Our "Humpy" Salmon Fishing Adventure
Well, this year is Humpy year and we decided that we would try our luck and see what we could do about catching a few of those salmon. The Humpy (or Humpback, or Pink) salmon makes its spawning run up into the rivers from the ocean every two years, but only on the odd numbered years. And 2005 is an odd numbered year. Unlike the king salmon that matures in 2 to 7 years, the Humpies call it quits after two years and decide to head back up into the rivers and streams of the Pacific Northwest to create another generation, and then they die. Because they only feed in the ocean (Gulf of Alaska and Aleutian Islands) for two years, they do not get nearly as big as the King salmon and are not prized nearly as much by fishermen who generally seem to be looking for that really big fish. But, at 4 to 5 pounds, the Humpy serves up a nice meal and provides some real sporting fun.
We made some early preparations for our adventure by first going up to the vacant lot that Dave's mom has at Lagoon Point on Whidbey Island and doing some brush clearing. This is the lot next to the cabin that Dave's father had constructed in the 50s (which is no longer there), but had been overgrown with blackberry bushes and thick brush. We whacked the stuff down during two days in July, and cleared enough of the lot to where we thought the motor home could be parked comfortably. Then in August, when the Humpies usually make their appearance, we took the motor home and Boston Whaler boat to the lot and spent two weekends at Lagoon Point, where good fishing is usually available.

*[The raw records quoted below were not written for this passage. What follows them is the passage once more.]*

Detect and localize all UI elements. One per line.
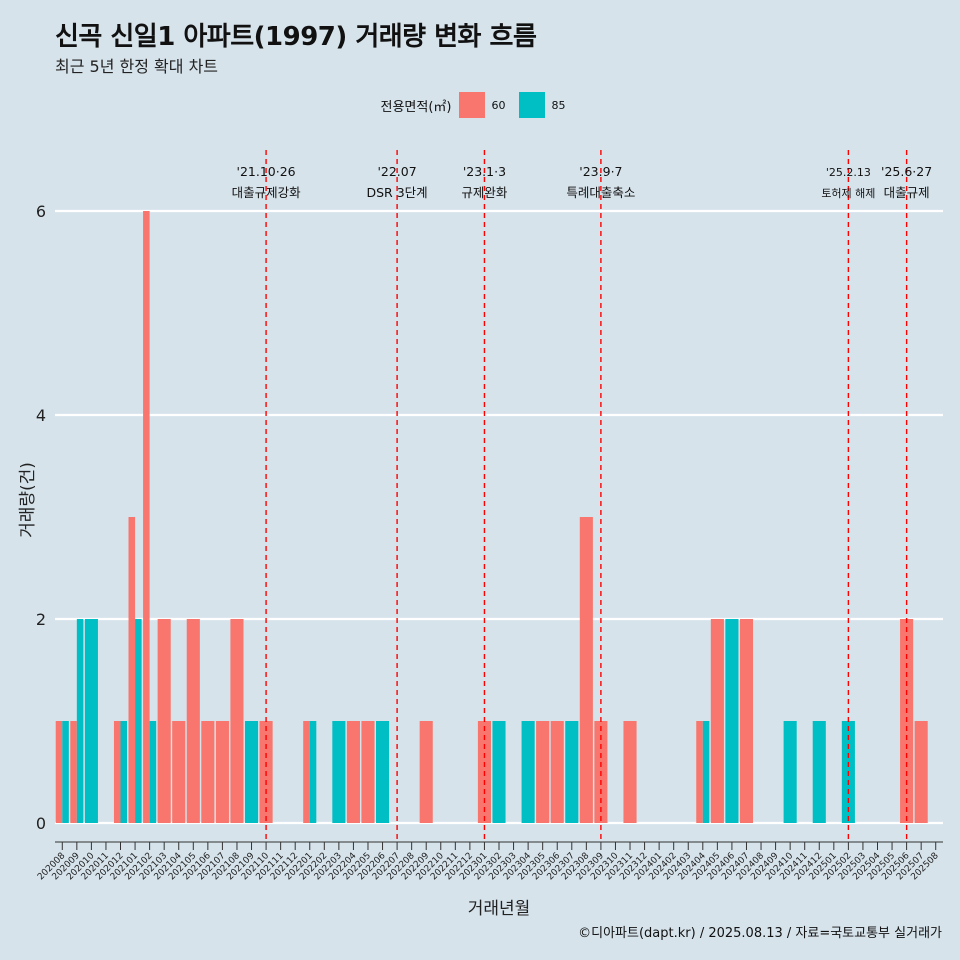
bar-85-202302 [492, 721, 506, 823]
bar-85-202304 [521, 721, 535, 823]
chart-title: 신곡 신일1 아파트(1997) 거래량 변화 흐름 [55, 22, 537, 52]
event-date: '25.6·27 [881, 164, 932, 179]
bar-60-202009 [70, 721, 77, 823]
bar-60-202407 [739, 619, 754, 823]
bar-60-202107 [215, 721, 229, 823]
bar-60-202204 [346, 721, 360, 823]
bar-60-202405 [710, 619, 724, 823]
legend-key-60 [459, 92, 486, 118]
bar-60-202209 [419, 721, 433, 823]
bar-60-202105 [186, 619, 200, 823]
bar-60-202101 [128, 517, 136, 823]
bar-85-202410 [783, 721, 797, 823]
event-label: 특례대출축소 [566, 185, 635, 200]
event-label: 대출규제 [884, 185, 930, 200]
bar-60-202104 [172, 721, 186, 823]
event-date: '25.2.13 [826, 166, 871, 179]
bar-60-202404 [696, 721, 703, 823]
bar-60-202103 [157, 619, 171, 823]
bar-85-202102 [149, 721, 157, 823]
event-label: 대출규제강화 [232, 185, 302, 200]
event-label: 토허제 해제 [821, 186, 875, 200]
y-axis-title: 거래량(건) [18, 462, 38, 538]
bar-85-202404 [702, 721, 710, 823]
bar-60-202311 [623, 721, 637, 823]
bar-60-202008 [55, 721, 63, 823]
y-tick-label: 6 [36, 202, 46, 221]
bar-85-202012 [120, 721, 128, 823]
bar-60-202106 [201, 721, 215, 823]
bar-85-202008 [62, 721, 69, 823]
event-date: '22.07 [377, 164, 416, 179]
legend-key-85 [519, 92, 546, 118]
bar-60-202507 [914, 721, 928, 823]
event-date: '21.10·26 [237, 164, 296, 179]
bar-85-202412 [812, 721, 826, 823]
bar-60-202306 [550, 721, 564, 823]
bar-85-202010 [84, 619, 98, 823]
caption: ©디아파트(dapt.kr) / 2025.08.13 / 자료=국토교통부 실… [578, 926, 942, 941]
y-tick-label: 4 [36, 406, 46, 425]
bar-85-202406 [725, 619, 739, 823]
y-tick-label: 2 [36, 610, 46, 629]
bar-60-202308 [579, 517, 593, 823]
bar-85-202109 [244, 721, 259, 823]
event-date: '23.1·3 [463, 164, 506, 179]
x-axis-title: 거래년월 [468, 899, 531, 919]
bar-85-202203 [332, 721, 346, 823]
legend-label-85: 85 [551, 98, 566, 112]
bar-60-202108 [230, 619, 244, 823]
event-label: DSR 3단계 [367, 185, 428, 200]
bar-85-202201 [309, 721, 317, 823]
bar-85-202206 [375, 721, 390, 823]
bar-60-202205 [361, 721, 375, 823]
event-date: '23.9·7 [579, 164, 622, 179]
legend: 전용면적(㎡) 60 85 [0, 92, 960, 118]
event-label: 규제완화 [461, 185, 508, 200]
bar-85-202101 [135, 619, 142, 823]
legend-label-60: 60 [491, 98, 506, 112]
bar-60-202012 [113, 721, 121, 823]
y-tick-label: 0 [36, 814, 46, 833]
bar-85-202307 [565, 721, 579, 823]
bar-60-202102 [143, 211, 150, 823]
chart-subtitle: 최근 5년 한정 확대 차트 [55, 57, 219, 76]
bar-60-202305 [536, 721, 550, 823]
bar-60-202201 [303, 721, 310, 823]
bar-85-202009 [76, 619, 84, 823]
legend-title: 전용면적(㎡) [380, 99, 452, 115]
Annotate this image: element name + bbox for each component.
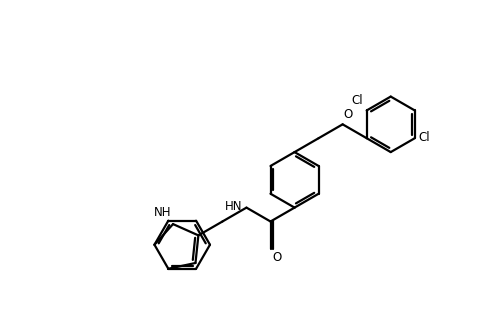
- Text: Cl: Cl: [419, 131, 431, 144]
- Text: O: O: [273, 251, 282, 264]
- Text: HN: HN: [225, 200, 243, 213]
- Text: O: O: [344, 108, 353, 121]
- Text: NH: NH: [154, 206, 171, 219]
- Text: Cl: Cl: [351, 95, 363, 108]
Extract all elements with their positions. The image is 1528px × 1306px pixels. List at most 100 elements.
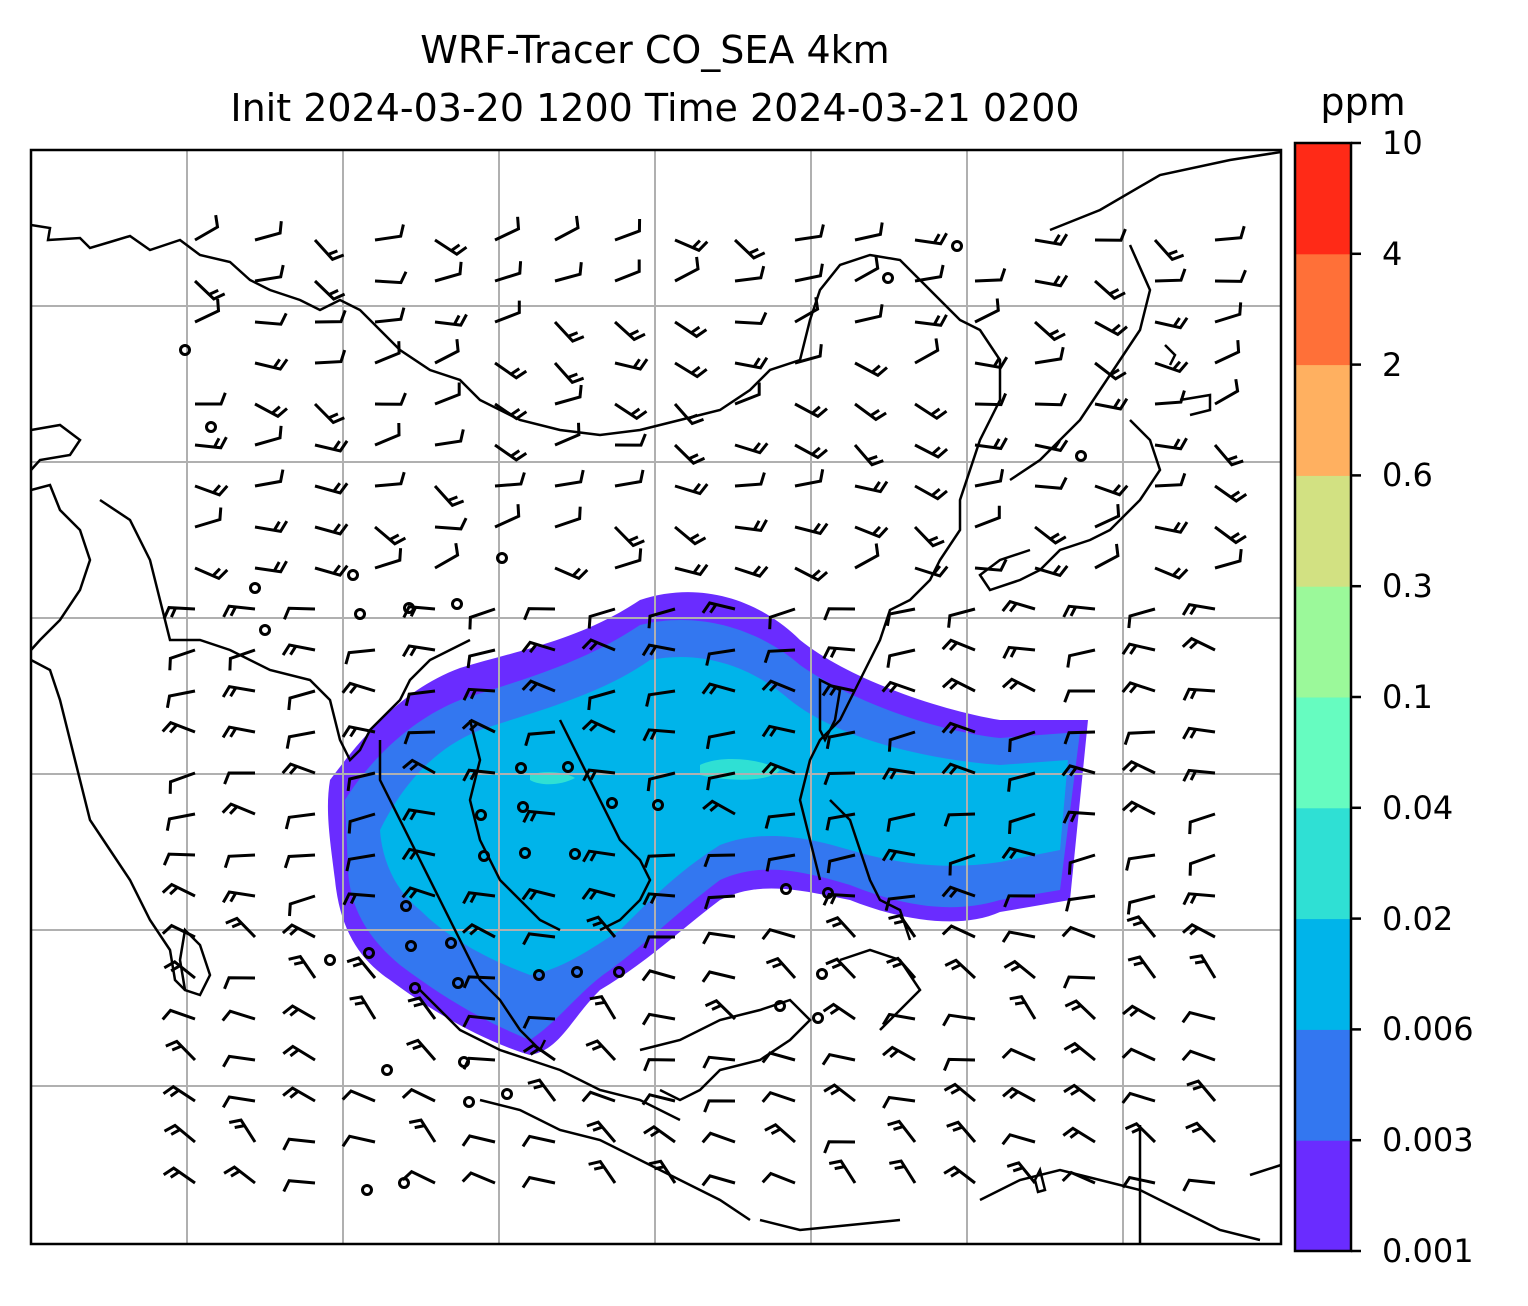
wind-barb — [614, 469, 645, 488]
wind-barb — [1123, 730, 1156, 746]
wind-barb — [1067, 853, 1096, 875]
wind-barb — [761, 724, 796, 738]
wind-barb — [1214, 225, 1246, 242]
wind-barb — [554, 506, 582, 529]
wind-barb — [948, 853, 976, 876]
calm-wind-circle — [475, 809, 487, 821]
wind-barb — [887, 730, 916, 752]
wind-barb — [765, 956, 797, 979]
wind-barb — [734, 382, 761, 406]
wind-barb — [1063, 689, 1095, 703]
wind-barb — [947, 607, 976, 628]
wind-barb — [522, 1015, 556, 1029]
calm-wind-circle — [501, 1088, 513, 1100]
wind-barb — [374, 525, 407, 546]
wind-barb — [284, 812, 316, 830]
wind-barb — [1214, 269, 1247, 283]
wind-barb — [282, 1086, 316, 1103]
wind-barb — [974, 468, 1005, 488]
wind-barb — [586, 1120, 617, 1143]
wind-barb — [494, 443, 528, 462]
wind-barb — [1002, 1086, 1036, 1103]
wind-barb — [494, 402, 528, 421]
calm-wind-circle — [478, 850, 490, 862]
wind-barb — [614, 433, 647, 447]
wind-barb — [887, 1119, 917, 1143]
wind-barb — [1034, 439, 1069, 453]
wind-barb — [585, 1039, 617, 1062]
wind-barb — [1008, 812, 1036, 834]
wind-barb — [1182, 687, 1216, 701]
wind-barb — [888, 913, 917, 938]
wind-barb — [854, 543, 880, 570]
wind-barb — [165, 689, 196, 709]
wind-barb — [885, 607, 916, 627]
wind-barb — [974, 356, 1009, 370]
colorbar-band — [1295, 253, 1351, 366]
wind-barb — [344, 648, 376, 665]
wind-barb — [434, 339, 460, 365]
wind-barb — [643, 853, 676, 868]
wind-barb — [521, 1175, 556, 1189]
wind-barb — [1006, 1161, 1037, 1184]
wind-barb — [582, 849, 616, 863]
wind-barb — [314, 482, 349, 495]
wind-barb — [1126, 894, 1156, 915]
wind-barb — [794, 263, 824, 283]
wind-barb — [822, 1002, 856, 1021]
wind-barb — [402, 644, 436, 658]
wind-barb — [674, 525, 707, 546]
wind-barb — [673, 403, 705, 426]
wind-barb — [674, 361, 708, 379]
wind-barb — [282, 1179, 316, 1193]
wind-barb — [346, 956, 377, 979]
wind-barb — [283, 606, 316, 620]
wind-barb — [401, 886, 436, 899]
wind-barb — [254, 312, 288, 326]
wind-barb — [285, 730, 316, 749]
wind-barb — [1154, 437, 1188, 451]
wind-barb — [494, 216, 521, 242]
wind-barb — [554, 384, 583, 406]
calm-wind-circle — [347, 569, 359, 581]
wind-barb — [943, 812, 976, 827]
wind-barb — [345, 853, 376, 872]
wind-barb — [1154, 268, 1187, 283]
wind-barb — [1001, 1047, 1036, 1062]
wind-barb — [494, 300, 521, 324]
wind-barb — [223, 771, 255, 785]
wind-barb — [974, 505, 1001, 529]
colorbar-band — [1295, 364, 1351, 476]
wind-barb — [943, 1057, 976, 1072]
calm-wind-circle — [515, 762, 527, 774]
wind-barb — [1154, 472, 1187, 488]
colorbar-band — [1295, 475, 1351, 587]
wind-barb — [646, 771, 676, 792]
wind-barb — [943, 1165, 976, 1185]
wind-barb — [523, 607, 556, 621]
wind-barb — [254, 264, 285, 283]
wind-barb — [613, 525, 645, 548]
wind-barb — [162, 1166, 196, 1185]
wind-barb — [346, 771, 376, 792]
wind-barb — [1154, 521, 1189, 534]
wind-barb — [702, 931, 736, 945]
colorbar-tick-label: 0.6 — [1382, 456, 1433, 495]
wind-barb — [674, 482, 709, 496]
wind-barb — [522, 1043, 556, 1062]
wind-barb — [764, 1122, 796, 1144]
wind-barb — [702, 799, 736, 816]
wind-barb — [521, 679, 556, 693]
wind-barb — [342, 892, 376, 906]
calm-wind-circle — [882, 272, 894, 284]
calm-wind-circles — [179, 240, 1087, 1196]
gridlines — [31, 150, 1281, 1244]
wind-barb — [614, 402, 648, 421]
wind-barb — [705, 730, 736, 750]
wind-barb — [821, 683, 856, 697]
wind-barb — [794, 402, 828, 419]
wind-barb — [941, 677, 976, 693]
wind-barb — [886, 812, 916, 832]
wind-barb — [703, 853, 736, 868]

We also did some research to find out just what kind of fishing gear is now used for catching Humpies. The last time Dave had fished for them was over 20 years ago when he used to go out with his Dad. At that time they trolled using live herring that trailed a dodger (a large flasher). But, times have changed since then and we found that herring is not used as much anymore, instead a small plastic pink squid, known as the Humpy Killer, is now used (see the hookup in the picture below). In fact, they say that almost anything that is pink in color should attract the fish. Diana had the Humpy Killer on her line which was anchored with a Deep Diver, a gizmo that is attached onto the line 4 to 5 feet above the flasher. This takes the tackle down quickly without putting a lead sinker on the line. Dave experimented with all kinds of things: used various kinds of lures (some pink and some not), tried it with and without a dodger, and tried either the Deep Diver or 4 ounces of lead weight. Guess who caught, by far, the most salmon!?
Well, the research we did paid off. During the two weekends, the boat caught a total of 15 salmon. On one trip out, Dave's mom went with us and we caught 4 salmon in less than an hour, and we lost about as many. That is pretty good fishing! These days, you are supposed to use barb-less hooks, so therefore you cannot use light tackle and play the fish like you used to do in the old days. Now, you have to keep tight tension on the line as you keep reeling in, or you loose the fish.
To say the least, we had a good time; the weather was terrific, the salmon were biting, and we caught enough to put in the freezer for some future meals!